Arie Lipsky likes to share an urban legend about the cello: One day, famous Brazilian composer Heitor Villa-Lobos found himself lost in the leafy green trenches of the Amazon surrounded by cannibals.
Armed with nothing but his cello, Villa-Lobos commanded his bow to stroke the strings of his saving grace. The cannibals, believing they had heard the voice of God, ran away in fear.
At 10 a.m. today in McKnight Hall, the 10 cellists of the Music School Festival Orchestra hope to play a sound as heavenly as Villa-Lobos’ in their cello recital.
Each student will perform a solo of their choice, larger works together and Villa-Lobos’ “Bachianas Brasileiras.” As a homage to Bach, chamber music chair Lipsky said that “Bachianas Brasileiras” is a crowd favorite — an 18-year tradition to play in the recital.

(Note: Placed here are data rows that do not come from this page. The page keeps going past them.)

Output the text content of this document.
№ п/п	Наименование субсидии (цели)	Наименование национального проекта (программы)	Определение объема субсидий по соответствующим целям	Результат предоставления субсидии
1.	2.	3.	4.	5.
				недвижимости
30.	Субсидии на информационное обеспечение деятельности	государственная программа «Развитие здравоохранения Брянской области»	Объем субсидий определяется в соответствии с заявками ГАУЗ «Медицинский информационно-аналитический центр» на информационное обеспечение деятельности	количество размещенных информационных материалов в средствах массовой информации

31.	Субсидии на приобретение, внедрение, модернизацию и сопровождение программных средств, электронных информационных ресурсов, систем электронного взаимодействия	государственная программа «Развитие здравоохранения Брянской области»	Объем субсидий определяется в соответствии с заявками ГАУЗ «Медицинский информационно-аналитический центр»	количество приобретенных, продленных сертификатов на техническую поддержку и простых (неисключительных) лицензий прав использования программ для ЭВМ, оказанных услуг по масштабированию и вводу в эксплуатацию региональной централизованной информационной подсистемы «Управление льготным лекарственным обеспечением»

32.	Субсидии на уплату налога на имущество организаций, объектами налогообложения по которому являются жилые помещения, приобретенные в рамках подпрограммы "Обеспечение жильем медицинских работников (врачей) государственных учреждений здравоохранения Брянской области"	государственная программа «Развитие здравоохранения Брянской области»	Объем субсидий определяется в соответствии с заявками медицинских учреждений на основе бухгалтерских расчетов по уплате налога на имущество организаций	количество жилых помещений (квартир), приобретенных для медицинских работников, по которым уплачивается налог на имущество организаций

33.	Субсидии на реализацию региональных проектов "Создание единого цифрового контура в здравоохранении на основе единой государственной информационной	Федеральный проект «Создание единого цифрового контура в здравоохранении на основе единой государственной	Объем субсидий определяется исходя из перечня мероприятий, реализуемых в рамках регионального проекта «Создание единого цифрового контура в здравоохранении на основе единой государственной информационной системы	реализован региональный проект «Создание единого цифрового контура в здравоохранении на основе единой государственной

After six weeks of intensive practice and study, Cleveland Institute of Music student Yuta Takano said that today’s recital will showcase the culmination of weeks of team building.
“How often are you going to get to hear 10 cellists and a singer play a piece?” Yuta said. “It’s not seen very often, and we’ve all worked together in orchestra for the last six weeks. We are a group of people who have really learned to play together.”
Second-year University of Michigan student Thomas Barth said that today’s recital is rare.
“I personally think that the cello is the most beautiful instrument,” Barth said. “People often say that the cello is the closest instrument to the human voice, and so hearing a recital that’s going to be a chorus of cellists and also played with a vocalist is going to be a unique experience to listen to that people do not hear all that often.”
With less than two weeks left at the Institution, Barth said that he is enjoying all that he had learned and is ready to end the season on a high note.
“It’s been an incredible experience for growth,” Barth said. “Coming this far in just six weeks and seeing the orchestra grow has been great. We’re learning so much about orchestral playing, solo playing and playing in chamber groups. From playing in a lot of performances in many unique settings with different musicians and different genres, it has been a great experience for my growth and I’m looking forward to finishing out the last two weeks strong.”
Proceeds from today’s event will benefit the Chautauqua Women’s Club Scholarship Fund.